Herne. Siegfried Petrelli ist nach einer Amputation auf die Hilfe seiner Frau angewiesen. Denn: Von der AOK gibt es keinerlei finanzielle Hilfe mehr.

Siegfried Petrelli hat ein schweres Schicksal ereilt. Dem 65-Jährigen musste ein Bein abgenommen werden. Jetzt fühlt sich der Rentner zusätzlich gedemütigt, weil ihm die Krankenkasse die zwischenzeitlich gewährte Unterstützung der Pflegestufe I verweigert. Die AOK hingegen verweist auf die gesetzlichen Vorgaben und das Gutachten des Medizinischen Dienstes der Krankenkassen.

„Es ist unfassbar“, regt sich Petrelli auf. „Wenn ich meine Frau nicht hätte, müsste ich in ein Pflegeheim ziehen. Und trotzdem will mir die AOK keine Pflegestufe gewähren“, ärgert sich Petrelli. 49 Jahre lang habe er gearbeitet und Krankenkassenbeiträge bezahlt, davon 40 Jahre als Lackierer beim Herner Betonpumpenhersteller Schwing.

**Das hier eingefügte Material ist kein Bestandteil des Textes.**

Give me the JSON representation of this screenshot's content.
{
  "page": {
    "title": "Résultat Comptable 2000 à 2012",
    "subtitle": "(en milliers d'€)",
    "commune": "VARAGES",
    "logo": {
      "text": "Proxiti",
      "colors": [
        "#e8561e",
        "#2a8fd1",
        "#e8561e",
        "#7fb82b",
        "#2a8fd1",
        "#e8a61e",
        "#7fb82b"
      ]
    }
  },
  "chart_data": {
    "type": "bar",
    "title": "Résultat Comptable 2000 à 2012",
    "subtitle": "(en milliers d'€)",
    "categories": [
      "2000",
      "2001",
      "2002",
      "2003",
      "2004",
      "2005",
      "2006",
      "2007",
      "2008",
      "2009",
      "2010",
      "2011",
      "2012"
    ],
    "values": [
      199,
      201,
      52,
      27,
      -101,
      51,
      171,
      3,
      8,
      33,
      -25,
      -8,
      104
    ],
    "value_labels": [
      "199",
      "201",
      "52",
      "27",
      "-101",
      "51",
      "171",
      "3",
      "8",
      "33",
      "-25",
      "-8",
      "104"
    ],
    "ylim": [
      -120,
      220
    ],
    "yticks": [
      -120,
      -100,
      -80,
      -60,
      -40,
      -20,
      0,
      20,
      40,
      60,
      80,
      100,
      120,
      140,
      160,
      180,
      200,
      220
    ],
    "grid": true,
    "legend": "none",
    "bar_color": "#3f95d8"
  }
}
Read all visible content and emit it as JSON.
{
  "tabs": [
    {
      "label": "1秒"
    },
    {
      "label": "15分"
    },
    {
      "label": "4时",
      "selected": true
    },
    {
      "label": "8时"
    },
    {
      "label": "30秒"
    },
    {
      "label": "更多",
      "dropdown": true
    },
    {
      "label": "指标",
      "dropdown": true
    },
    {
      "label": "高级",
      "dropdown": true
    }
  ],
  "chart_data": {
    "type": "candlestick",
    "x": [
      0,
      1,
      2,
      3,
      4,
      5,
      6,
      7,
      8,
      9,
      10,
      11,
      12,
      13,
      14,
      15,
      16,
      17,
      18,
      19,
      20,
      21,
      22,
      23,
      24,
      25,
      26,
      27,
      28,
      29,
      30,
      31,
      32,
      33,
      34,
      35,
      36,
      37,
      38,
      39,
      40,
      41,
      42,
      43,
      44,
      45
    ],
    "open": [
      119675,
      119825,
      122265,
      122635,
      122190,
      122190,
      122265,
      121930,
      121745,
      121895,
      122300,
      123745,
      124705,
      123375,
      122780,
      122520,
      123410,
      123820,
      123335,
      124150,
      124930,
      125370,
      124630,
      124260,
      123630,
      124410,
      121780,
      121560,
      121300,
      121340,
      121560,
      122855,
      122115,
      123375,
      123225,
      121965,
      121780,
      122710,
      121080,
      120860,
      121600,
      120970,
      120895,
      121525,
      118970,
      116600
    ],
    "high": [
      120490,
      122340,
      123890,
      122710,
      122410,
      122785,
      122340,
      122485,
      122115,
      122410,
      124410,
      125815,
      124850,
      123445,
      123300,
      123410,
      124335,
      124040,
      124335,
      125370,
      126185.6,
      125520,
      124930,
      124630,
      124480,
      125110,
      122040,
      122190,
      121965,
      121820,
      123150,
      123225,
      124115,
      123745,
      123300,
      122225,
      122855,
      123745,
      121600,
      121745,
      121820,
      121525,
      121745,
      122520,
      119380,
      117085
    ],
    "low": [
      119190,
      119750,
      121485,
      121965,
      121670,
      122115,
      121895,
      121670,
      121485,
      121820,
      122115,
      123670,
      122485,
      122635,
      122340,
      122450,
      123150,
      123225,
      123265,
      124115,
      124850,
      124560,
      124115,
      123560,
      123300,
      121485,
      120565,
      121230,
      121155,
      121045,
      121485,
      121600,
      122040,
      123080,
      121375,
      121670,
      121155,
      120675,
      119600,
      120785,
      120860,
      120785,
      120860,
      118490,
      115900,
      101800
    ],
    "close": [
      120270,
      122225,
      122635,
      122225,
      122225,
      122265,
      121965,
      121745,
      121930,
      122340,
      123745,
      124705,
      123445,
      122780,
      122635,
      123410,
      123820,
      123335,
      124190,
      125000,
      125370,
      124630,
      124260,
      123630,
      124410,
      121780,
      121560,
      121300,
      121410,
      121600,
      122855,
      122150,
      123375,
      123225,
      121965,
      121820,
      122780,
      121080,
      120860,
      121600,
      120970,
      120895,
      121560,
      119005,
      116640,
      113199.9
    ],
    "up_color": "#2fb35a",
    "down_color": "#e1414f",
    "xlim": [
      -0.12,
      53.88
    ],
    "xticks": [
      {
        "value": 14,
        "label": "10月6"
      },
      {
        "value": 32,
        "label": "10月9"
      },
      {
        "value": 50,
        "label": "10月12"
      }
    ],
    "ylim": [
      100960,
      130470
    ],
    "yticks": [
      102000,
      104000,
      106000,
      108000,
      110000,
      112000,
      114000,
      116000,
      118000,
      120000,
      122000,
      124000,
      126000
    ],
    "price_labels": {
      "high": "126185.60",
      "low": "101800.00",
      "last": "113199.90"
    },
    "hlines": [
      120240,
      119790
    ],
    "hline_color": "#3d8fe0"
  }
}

Auch der Gutachter entschied gegen Petrelli

Sein linkes Bein musste ihm vor eineinhalb Jahren wegen schwerer Durchblutungsstörungen abgenommen werden. Danach nahm er an mehreren Reha-Maßnahmen teil und bekam auch finanzielle Hilfe der AOK, wurde in Pflegestufe I eingestuft. „Nach einem Jahr wurde sie aber gestrichen“, beschwert sich Petrelli. Er sei zwar dagegen angegangen, aber auch der beauftragte Gutachter habe für ihn negativ entschieden.

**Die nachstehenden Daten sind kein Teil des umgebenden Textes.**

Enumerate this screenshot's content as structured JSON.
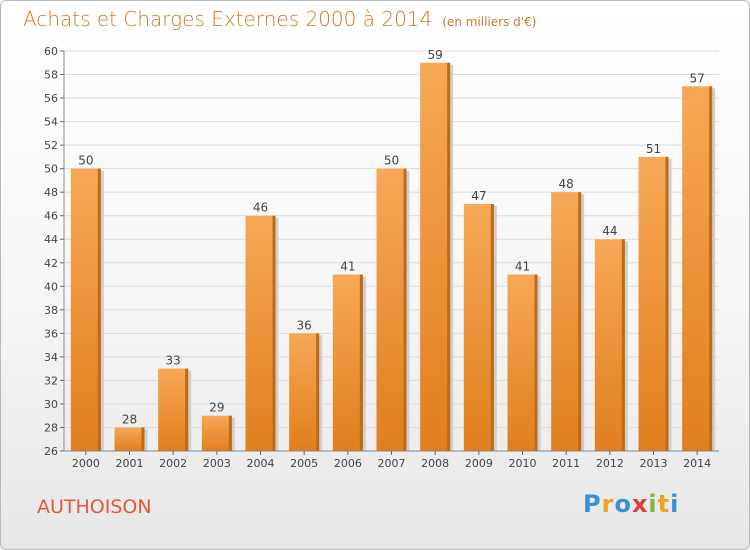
{
  "title": "Achats et Charges Externes 2000 à 2014",
  "unit": "(en milliers d'€)",
  "commune": "AUTHOISON",
  "logo": {
    "text": "Proxiti",
    "letters": [
      {
        "char": "P",
        "color": "#3a8fd6"
      },
      {
        "char": "r",
        "color": "#f2a31b"
      },
      {
        "char": "o",
        "color": "#3a8fd6"
      },
      {
        "char": "x",
        "color": "#e03c31"
      },
      {
        "char": "i",
        "color": "#7cb83b"
      },
      {
        "char": "t",
        "color": "#f2a31b"
      },
      {
        "char": "i",
        "color": "#3a8fd6"
      }
    ]
  },
  "colors": {
    "bar_light": "#f7a856",
    "bar_dark": "#e07f1f",
    "bar_side": "#bf6a14",
    "title": "#c87a2a",
    "commune": "#e05a3a"
  },
  "chart_data": {
    "type": "bar",
    "title": "Achats et Charges Externes 2000 à 2014",
    "ylabel": "en milliers d'€",
    "xlabel": "",
    "categories": [
      "2000",
      "2001",
      "2002",
      "2003",
      "2004",
      "2005",
      "2006",
      "2007",
      "2008",
      "2009",
      "2010",
      "2011",
      "2012",
      "2013",
      "2014"
    ],
    "values": [
      50,
      28,
      33,
      29,
      46,
      36,
      41,
      50,
      59,
      47,
      41,
      48,
      44,
      51,
      57
    ],
    "ylim": [
      26,
      60
    ],
    "yticks": [
      26,
      28,
      30,
      32,
      34,
      36,
      38,
      40,
      42,
      44,
      46,
      48,
      50,
      52,
      54,
      56,
      58,
      60
    ],
    "grid": true
  }
}
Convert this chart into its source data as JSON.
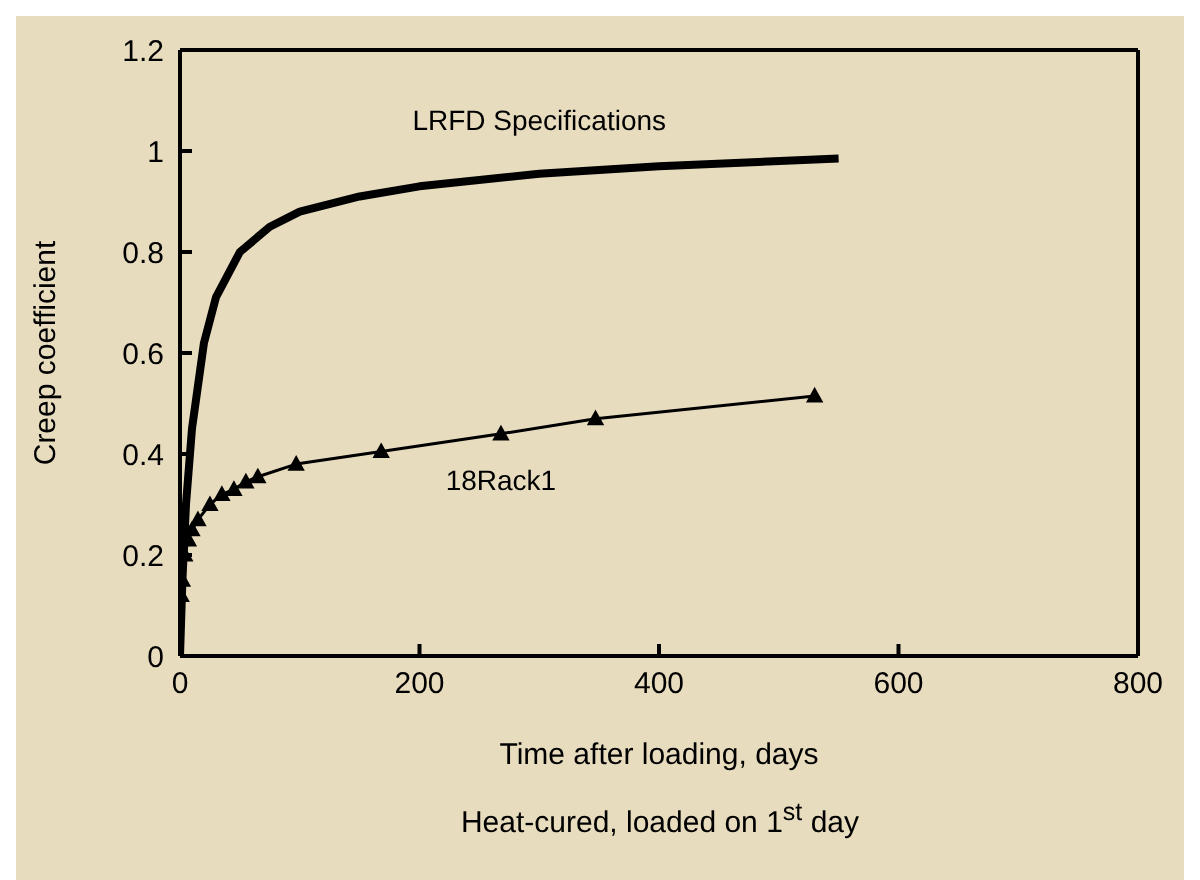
{
  "chart_data": {
    "type": "line",
    "xlabel": "Time after loading, days",
    "ylabel": "Creep coefficient",
    "annotations": [
      "Heat-cured, loaded on 1$^{st}$ day"
    ],
    "series": [
      {
        "name": "LRFD Specifications",
        "color": "#000000",
        "marker": "none",
        "x": [
          0,
          2,
          5,
          10,
          20,
          30,
          50,
          75,
          100,
          150,
          200,
          300,
          400,
          550
        ],
        "values": [
          0,
          0.15,
          0.3,
          0.45,
          0.62,
          0.71,
          0.8,
          0.85,
          0.88,
          0.91,
          0.93,
          0.955,
          0.97,
          0.985
        ]
      },
      {
        "name": "18Rack1",
        "color": "#000000",
        "marker": "triangle",
        "x": [
          0,
          1,
          2,
          4,
          7,
          10,
          15,
          25,
          35,
          45,
          55,
          65,
          97,
          168,
          268,
          347,
          530
        ],
        "values": [
          0,
          0.12,
          0.15,
          0.2,
          0.23,
          0.25,
          0.27,
          0.3,
          0.32,
          0.33,
          0.345,
          0.355,
          0.38,
          0.405,
          0.44,
          0.47,
          0.515
        ]
      }
    ],
    "xlim": [
      0,
      800
    ],
    "xticks": [
      0,
      200,
      400,
      600,
      800
    ],
    "ylim": [
      0,
      1.2
    ],
    "yticks": [
      0,
      0.2,
      0.4,
      0.6,
      0.8,
      1,
      1.2
    ],
    "grid": false,
    "legend": false
  }
}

„Das ist doch nicht nachvollziehbar“, kritisiert Petrelli. „Ich kann nicht alleine einkaufen, mich nur teilweise waschen, meine Frau muss mir in den Rollstuhl helfen und beim Anlegen meiner Beinprothese.“

In der Pflegestufe I stand ihm bislang wenigstens ein kleines Bisschen finanzielle Unterstützung zu, wenn er keinen Pflegedienst in Anspruch nahm: laut Tabelle 244 Euro ohne eingeschränkte Alltagskompetenz, 316 Euro mit eingeschränkter Alltagskompetenz.

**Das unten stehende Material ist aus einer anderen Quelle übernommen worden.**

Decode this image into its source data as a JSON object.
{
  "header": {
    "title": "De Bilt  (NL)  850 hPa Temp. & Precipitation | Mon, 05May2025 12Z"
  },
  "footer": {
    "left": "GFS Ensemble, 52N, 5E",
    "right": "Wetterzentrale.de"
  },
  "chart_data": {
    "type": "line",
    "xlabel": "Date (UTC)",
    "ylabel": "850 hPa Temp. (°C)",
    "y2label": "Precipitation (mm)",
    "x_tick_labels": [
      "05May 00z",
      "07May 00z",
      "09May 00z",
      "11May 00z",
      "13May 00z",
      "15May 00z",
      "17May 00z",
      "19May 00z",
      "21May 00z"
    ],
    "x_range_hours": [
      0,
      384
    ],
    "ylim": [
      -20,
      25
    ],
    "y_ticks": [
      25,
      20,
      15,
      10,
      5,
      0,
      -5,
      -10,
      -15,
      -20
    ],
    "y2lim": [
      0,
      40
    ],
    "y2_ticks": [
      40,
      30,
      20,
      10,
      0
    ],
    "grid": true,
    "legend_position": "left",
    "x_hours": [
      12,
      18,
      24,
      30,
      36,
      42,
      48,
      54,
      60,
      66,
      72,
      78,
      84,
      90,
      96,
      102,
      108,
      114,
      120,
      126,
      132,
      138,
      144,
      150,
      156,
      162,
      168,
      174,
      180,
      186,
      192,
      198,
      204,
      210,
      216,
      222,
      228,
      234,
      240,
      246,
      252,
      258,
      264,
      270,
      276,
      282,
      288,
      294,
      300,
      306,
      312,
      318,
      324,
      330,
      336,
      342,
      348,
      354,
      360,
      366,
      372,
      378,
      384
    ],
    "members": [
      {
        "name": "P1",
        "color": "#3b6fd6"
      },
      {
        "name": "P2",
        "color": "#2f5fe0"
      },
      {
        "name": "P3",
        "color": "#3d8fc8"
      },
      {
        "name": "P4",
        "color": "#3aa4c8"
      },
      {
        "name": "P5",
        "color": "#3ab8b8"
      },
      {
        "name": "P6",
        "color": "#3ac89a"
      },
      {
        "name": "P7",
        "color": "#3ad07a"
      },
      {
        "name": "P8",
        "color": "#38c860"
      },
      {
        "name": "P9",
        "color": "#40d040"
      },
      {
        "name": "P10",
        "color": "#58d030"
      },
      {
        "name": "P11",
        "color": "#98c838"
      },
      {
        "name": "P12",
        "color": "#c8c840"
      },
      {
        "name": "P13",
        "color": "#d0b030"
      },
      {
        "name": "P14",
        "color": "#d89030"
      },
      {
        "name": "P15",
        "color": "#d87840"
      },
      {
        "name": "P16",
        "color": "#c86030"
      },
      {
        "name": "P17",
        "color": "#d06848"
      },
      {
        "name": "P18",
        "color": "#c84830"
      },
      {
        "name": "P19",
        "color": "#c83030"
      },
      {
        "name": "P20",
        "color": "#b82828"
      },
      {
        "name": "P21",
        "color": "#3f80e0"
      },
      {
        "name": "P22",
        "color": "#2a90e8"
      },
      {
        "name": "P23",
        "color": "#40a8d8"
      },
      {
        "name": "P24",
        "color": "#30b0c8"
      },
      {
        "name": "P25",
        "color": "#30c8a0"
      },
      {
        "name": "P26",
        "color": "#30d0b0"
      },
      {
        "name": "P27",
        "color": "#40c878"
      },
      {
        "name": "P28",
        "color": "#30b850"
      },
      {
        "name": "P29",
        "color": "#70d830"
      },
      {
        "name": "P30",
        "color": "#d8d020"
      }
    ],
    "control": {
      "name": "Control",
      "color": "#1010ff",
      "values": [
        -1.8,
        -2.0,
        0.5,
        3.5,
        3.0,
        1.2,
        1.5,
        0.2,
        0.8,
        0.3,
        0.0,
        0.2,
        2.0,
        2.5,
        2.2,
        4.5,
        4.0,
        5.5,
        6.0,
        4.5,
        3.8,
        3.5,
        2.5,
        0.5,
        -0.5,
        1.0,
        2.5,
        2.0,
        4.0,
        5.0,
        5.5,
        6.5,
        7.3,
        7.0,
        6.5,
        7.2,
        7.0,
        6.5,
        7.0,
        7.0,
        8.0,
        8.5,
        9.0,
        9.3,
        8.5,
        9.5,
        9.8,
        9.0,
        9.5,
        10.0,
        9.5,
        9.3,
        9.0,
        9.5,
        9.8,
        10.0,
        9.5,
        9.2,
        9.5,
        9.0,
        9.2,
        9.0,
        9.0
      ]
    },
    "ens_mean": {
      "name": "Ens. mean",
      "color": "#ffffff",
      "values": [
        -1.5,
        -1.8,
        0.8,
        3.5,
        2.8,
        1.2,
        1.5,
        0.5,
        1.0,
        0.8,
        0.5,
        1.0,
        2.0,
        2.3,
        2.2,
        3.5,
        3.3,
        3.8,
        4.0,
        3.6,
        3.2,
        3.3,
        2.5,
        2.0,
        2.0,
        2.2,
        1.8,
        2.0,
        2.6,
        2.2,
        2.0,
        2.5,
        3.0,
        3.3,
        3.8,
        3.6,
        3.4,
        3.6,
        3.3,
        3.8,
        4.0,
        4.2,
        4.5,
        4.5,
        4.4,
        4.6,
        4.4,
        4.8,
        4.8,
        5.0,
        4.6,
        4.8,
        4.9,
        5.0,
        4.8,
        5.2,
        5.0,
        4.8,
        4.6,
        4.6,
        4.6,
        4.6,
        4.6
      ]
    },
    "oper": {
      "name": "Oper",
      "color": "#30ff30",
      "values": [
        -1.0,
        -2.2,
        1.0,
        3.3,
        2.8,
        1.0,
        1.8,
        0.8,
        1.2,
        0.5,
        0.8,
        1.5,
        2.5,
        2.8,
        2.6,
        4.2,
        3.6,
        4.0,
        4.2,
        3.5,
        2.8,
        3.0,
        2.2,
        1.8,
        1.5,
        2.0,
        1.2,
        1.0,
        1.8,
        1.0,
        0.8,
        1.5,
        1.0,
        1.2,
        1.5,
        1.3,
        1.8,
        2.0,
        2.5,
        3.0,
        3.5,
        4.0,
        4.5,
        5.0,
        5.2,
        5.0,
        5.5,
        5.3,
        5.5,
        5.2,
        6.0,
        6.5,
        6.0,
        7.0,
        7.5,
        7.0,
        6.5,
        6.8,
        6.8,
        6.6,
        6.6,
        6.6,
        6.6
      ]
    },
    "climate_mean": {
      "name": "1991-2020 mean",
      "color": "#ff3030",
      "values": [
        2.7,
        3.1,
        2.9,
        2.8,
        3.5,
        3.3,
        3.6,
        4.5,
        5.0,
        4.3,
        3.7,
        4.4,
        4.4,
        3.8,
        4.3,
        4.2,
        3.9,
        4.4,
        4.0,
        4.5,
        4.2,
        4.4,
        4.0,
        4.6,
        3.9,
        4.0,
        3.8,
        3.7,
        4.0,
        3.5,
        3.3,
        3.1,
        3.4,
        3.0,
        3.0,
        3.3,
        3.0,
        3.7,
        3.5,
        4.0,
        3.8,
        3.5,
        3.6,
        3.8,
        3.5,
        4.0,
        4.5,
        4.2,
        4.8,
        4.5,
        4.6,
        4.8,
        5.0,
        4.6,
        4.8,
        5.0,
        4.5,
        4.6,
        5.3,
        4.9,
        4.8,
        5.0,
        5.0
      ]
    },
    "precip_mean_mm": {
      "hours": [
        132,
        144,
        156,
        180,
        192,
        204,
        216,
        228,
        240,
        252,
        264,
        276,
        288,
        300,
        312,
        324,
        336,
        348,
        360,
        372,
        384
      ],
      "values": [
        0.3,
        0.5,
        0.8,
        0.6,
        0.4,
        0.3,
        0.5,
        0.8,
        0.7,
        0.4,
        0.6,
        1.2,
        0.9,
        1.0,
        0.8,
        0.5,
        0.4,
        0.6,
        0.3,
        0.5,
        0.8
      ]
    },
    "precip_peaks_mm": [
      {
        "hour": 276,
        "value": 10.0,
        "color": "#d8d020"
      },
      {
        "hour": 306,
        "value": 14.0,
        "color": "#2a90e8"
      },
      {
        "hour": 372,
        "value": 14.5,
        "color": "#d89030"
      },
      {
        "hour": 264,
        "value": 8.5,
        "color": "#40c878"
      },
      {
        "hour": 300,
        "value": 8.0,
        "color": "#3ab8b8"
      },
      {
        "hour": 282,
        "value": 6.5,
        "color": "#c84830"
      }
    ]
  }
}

Pflegestufe laut AOK-Sprecherin schwierig zu bekommen

Dass das Geld gestrichen wurde, ist aus der Sicht von AOK-Öffentlichkeitssprecherin Brunhilde Großheim zwar bedauerlich, aber rechtmäßig: „Herr Petrelli hat nach seiner Beinamputation zwischenzeitlich eine Pflegestufe bekommen, um wieder im Alltag ankommen zu können. Wir haben das aber von vornherein befristet, weil zu erwarten war, dass sich sein Zustand verbessern würde.“

Ende 2014 habe die Pflegestufe geendet, weil der Gutachter festgestellt habe, dass Petrelli mit seinem amputierten Bein sehr gut umgehen könne. „Der Gutachter vermerkte eine verbesserte Mobilität und eine gestärkte Muskulatur.“

Petrelli könne sich selbst rasieren und sich mit leichter Hilfe seiner Frau waschen oder die Prothese anlegen. „Das reicht für eine Pflegestufe nicht aus, eine Stunde Fremdbedarf ist hier die Minimalvoraussetzung.“ Aber, das macht Brunhilde Großheim deutlich, seien die vom Gesetzgeber vorgegebenen Zeiten äußerst knapp bemessen. Fürs Kämmen würden beispielsweise nur zwei, fürs Waschen lediglich drei Minuten veranschlagt. „Es ist nicht einfach, an eine Pflegestufe zu kommen“: Das sagt nicht etwa Siegfried Petrelli, das sagt Brunhilde Großheim.